/google_books_crawler

Python crawler for getting books' metadata from the Google Books API using asyncio and aiohttp

Primary LanguagePythonMIT LicenseMIT

Google Books API Crawler

Python License Twitter

This repository contains the code for a Python-based crawler that gets metadata from books using the Google Books API. Provided with a list of ISBNs, it leverages asyncio and aiohttp for executing concurrent requests to download the metadata associated with those ISBNs.

How to use

  1. Clone repository: git clone https://github.com/dylanjcastillo/books_crawler.git
  2. Install dependencies: conda env create -f environment.yml
  3. Go to the GCP Console and generate new API key
  4. Go to your Kaggle's account and generate an API token
  5. Fill the required fields in the config_example.ini file and save it as config.ini
  6. Execute crawler from the command line:
    • Regular execution: python run_crawler.py
    • Clearing cache execution: python run_crawler.py --clear-cache
    • Get help on how to run the crawler: python run_crawler.py --help

Limitations

  • This is not meant to crawl all the available books in the Google Books API. You need to provide a list of valid ISBNs (as in the Goodreads-books dataset) and the crawler will download the metadata associated with those books.
  • The intial Goodreads-books dataset contains ~12k books, however many of them do not return valid responses.

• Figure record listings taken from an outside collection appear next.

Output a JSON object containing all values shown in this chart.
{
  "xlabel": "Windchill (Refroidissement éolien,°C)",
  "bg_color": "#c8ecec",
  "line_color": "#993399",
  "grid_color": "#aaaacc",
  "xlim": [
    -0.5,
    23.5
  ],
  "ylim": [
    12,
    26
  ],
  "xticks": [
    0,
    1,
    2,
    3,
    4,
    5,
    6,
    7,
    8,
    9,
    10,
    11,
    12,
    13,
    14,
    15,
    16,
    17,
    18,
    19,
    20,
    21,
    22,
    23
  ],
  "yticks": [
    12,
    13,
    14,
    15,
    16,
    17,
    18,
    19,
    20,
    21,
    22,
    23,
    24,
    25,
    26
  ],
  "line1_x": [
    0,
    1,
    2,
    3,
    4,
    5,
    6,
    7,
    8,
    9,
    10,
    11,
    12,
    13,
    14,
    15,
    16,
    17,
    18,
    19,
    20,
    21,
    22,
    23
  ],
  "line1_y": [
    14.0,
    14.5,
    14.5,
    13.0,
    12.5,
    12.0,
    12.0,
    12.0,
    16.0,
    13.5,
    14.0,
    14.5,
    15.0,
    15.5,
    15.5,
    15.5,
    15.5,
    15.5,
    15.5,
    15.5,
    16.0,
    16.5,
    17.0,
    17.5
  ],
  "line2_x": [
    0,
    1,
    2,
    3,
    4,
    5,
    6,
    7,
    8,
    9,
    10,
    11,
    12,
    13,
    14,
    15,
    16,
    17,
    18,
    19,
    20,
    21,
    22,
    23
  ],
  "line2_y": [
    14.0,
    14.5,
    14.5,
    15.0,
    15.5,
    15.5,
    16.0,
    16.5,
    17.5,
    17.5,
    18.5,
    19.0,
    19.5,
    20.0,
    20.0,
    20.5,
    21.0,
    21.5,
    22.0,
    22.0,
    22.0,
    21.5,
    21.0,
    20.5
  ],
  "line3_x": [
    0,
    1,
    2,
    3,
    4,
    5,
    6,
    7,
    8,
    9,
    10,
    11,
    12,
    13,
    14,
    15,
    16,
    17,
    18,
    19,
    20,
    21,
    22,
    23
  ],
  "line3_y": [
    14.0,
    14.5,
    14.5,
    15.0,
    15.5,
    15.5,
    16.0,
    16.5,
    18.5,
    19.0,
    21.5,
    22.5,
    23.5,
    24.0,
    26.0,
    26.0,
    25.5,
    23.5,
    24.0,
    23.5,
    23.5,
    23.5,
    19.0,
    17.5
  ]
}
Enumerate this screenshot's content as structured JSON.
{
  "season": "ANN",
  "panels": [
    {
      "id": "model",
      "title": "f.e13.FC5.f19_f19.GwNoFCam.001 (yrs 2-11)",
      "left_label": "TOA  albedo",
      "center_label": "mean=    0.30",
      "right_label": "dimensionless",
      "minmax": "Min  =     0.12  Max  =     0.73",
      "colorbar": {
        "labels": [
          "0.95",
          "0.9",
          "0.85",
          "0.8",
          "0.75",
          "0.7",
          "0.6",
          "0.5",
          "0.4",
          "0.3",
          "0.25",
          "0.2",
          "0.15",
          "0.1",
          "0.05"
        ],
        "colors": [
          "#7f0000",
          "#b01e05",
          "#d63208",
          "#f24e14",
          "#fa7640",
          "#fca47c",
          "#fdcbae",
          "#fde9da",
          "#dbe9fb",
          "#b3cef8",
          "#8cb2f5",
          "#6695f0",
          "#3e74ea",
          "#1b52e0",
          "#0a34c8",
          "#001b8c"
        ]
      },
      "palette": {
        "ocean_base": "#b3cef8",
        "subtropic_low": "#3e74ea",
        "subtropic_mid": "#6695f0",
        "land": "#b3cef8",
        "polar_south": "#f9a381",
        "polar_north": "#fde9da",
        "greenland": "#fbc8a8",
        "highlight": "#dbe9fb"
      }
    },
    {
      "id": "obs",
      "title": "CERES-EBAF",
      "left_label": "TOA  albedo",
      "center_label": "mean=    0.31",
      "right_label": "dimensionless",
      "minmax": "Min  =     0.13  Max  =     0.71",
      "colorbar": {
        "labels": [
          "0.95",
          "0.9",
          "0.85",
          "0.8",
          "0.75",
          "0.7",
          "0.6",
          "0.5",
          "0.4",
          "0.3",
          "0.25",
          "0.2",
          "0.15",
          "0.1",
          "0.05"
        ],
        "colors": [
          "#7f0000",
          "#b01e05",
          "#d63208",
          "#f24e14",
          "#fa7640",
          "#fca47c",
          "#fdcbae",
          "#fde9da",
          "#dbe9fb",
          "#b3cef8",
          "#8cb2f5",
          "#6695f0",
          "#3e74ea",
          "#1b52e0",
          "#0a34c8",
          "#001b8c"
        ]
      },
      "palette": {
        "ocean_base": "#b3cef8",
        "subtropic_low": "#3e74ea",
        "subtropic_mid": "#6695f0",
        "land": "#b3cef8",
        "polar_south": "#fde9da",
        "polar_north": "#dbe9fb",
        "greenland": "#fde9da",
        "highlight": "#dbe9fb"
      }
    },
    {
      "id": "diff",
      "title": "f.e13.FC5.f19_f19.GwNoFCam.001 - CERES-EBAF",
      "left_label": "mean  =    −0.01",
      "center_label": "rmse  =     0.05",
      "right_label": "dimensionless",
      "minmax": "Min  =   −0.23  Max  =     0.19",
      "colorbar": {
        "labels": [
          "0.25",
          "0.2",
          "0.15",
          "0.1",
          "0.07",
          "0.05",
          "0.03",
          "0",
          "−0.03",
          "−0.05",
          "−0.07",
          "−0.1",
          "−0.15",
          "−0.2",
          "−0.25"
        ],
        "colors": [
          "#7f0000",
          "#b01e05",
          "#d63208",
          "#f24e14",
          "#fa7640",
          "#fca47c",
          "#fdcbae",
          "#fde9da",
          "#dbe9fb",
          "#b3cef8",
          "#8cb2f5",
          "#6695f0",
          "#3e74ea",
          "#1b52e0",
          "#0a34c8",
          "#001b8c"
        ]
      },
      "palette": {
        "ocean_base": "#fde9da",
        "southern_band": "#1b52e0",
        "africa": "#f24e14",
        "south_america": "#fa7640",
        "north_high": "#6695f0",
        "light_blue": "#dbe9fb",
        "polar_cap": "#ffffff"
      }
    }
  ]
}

It is possible to add different fields for doing the requests, so it should be possible to improve the number of matches. However, this is not yet implemented.
  • To avoid having timeouts on the request, you need to generate an API key in the Google Clould Platform Console. But don't worry it's completely free!
  • If you don't want to manually download the data, you'll need to generate a Token in Kaggle. It is free and very easy to do!

License

This project is licensed under the terms of the MIT license.